Dans les pièges du Saloum

Au Sénégal, difficile de savoir où s’arrête la teranga – l’hospitalité traditionnelle – et où commence l’arnaque. Tourisme et culture ne font pas bon ménage, et des Sénégalais aussi s’en plaignent.

 

Leur silence, depuis quelques minutes, est assourdissant, comparé à l’ambiance joyeuse, quelques instants plus tôt, dans le taxi-brousse qui emmenait vers l’embarcadère de Djiffer, neuf journalistes sénégalais. Maintenant, personne ne parle, ou alors juste pour vaincre sa peur. Sur cette petite embarcation qui cherche son chemin dans la nuit déjà noire, sur une des branches du fleuve Saloum, tous diront plus tard avoir pensé au naufrage du ferry Joola et à son millier de morts, en septembre 2002, au large de la Casamance.

Au bout de la traversée, à Dionewar, un hôtel va abriter pendant trois jours un atelier de formation pour journalistes, sur le thème du développement durable. Un hôtel à peine entrevu la nuit de l’arrivée mais qui, très vite, va révéler les pièges, voire les absurdités, de l’industrie touristique. Dès le lendemain, à l’heure des repas, le constat saute aux yeux : dans ce coin du Sénégal, seul le personnel est noir. Tous les clients sont étrangers, français en grande majorité, et arrivent ici par groupes. Les neuf journalistes participant à l’atelier sont les seuls clients autochtones, et certains avoueront, par la suite, ne pas avoir été bien accueillis par les employés. Très vite aussi, des récriminations vont surgir, autour d’un même thème : "c’est notre pays, mais nous ne nous sentons pas chez nous", ce qu’ils diront constater à nombre de petits signes.

Les produits proposés à table sont du pays, bien sûr, mais les recettes sont européennes. Le riz, sacro-saint pour les nationaux, est servi parcimonieusement, alors que la saucisse de Toulouse, elle, est bien présente, ici, à l’angle du Sénégal et de la Gambie. Au point que le soir où le buffet était vraiment sénégalais, il a fait l’objet d’une annonce particulière.

 

La bataille de l’eau

Le décor est superbe, les chalets qui abritent les chambres sont bien construits, les pirogues sont colorées à souhait, l’herbe est verte, régulièrement arrosée. Les jardiniers sont chaque matin à pied d’œuvre. Mais derrière, lorsqu’on quitte l’hôtel pour se rendre vers le village, à un kilomètre et demi, il n’y a pas de route, ni même de chemin; seule une trace dans le sable lourd et un câble électrique guident les pas.

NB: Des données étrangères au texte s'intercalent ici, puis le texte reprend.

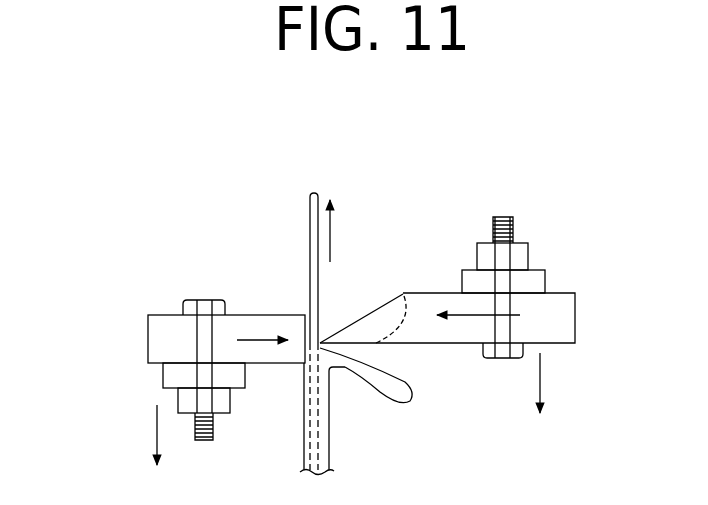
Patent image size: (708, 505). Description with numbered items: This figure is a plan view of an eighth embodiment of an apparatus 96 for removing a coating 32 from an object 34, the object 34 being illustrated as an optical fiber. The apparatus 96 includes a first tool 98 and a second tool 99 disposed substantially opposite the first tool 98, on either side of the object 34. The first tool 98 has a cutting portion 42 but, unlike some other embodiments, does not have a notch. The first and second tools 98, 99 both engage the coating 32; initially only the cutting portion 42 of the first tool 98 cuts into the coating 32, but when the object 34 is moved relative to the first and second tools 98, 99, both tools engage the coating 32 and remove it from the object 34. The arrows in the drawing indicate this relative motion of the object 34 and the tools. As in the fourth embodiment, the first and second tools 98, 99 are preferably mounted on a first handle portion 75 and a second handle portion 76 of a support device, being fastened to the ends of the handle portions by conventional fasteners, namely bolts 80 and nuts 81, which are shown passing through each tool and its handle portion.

The coating 32 is at (333, 443).
The object 34 is at (307, 242).
The cutting portion 42 is at (322, 342).
The first handle portion 75 is at (535, 278).
The second handle portion 76 is at (160, 375).
The bolts 80 is at (205, 308).
The nuts 81 is at (230, 397).
The apparatus 96 is at (496, 167).
The first tool 98 is at (565, 313).
The second tool 99 is at (148, 343).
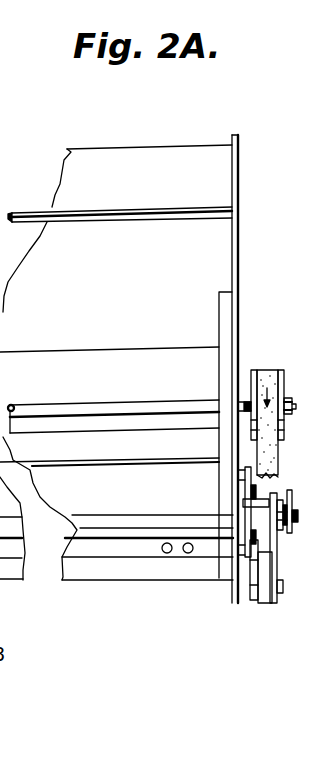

En route, une clôture et un panneau attirent le regard : Projet de sauvegarde de la biodiversité. Une aubaine pour des journalistes conviés à un exercice de reportage sur le développement durable. Pourtant, l’espace semble abandonné ; les quelques plants isolés paraissent bien secs. Plus loin, 300 mètres avant l’entrée du village, on traverse une large bande blanchâtre, nue, asséchée bien que des bras de mer apparaissent à gauche et à droite. L’explication viendra quelques minutes plus tard de la bouche du chef de village : "L’eau, ici, est saumâtre ; elle tue les plantes et a déjà asséché toute cette zone. Parfois, elle envahit cette plaine et laisse une couche de sel. Ce sont des terres perdues pour nous". Dans cette région, les marées se ressentent à plusieurs dizaines de km de la côte. Partout, l’eau est saumâtre, au point de fissurer les murs des maisons et, explique l’infirmier du village, de provoquer de l’hypertension généralisée.

L’eau, ici, est au cœur de toutes les conversations. Au centre aussi d’un conflit entre le village et l’hôtel, mais on ne le saura que bien plus tard, lorsque la confiance sera établie avec les villageois et que les échanges iront au-delà du superficiel. D’abord, c’est de l’approvisionnement qu’il est question dans les conversations. L’eau douce manque cruellement, malgré les puits installés dans le village. L’eau potable est apportée de loin par quelques commerçants. L’eau pour les plantes va bientôt manquer pour les habitants, après avoir déjà condamné le Projet biodiversité déjà cité – une pépinière créée et gérée par les femmes pour entretenir la production de légumes variés – à la sécheresse et à l’abandon.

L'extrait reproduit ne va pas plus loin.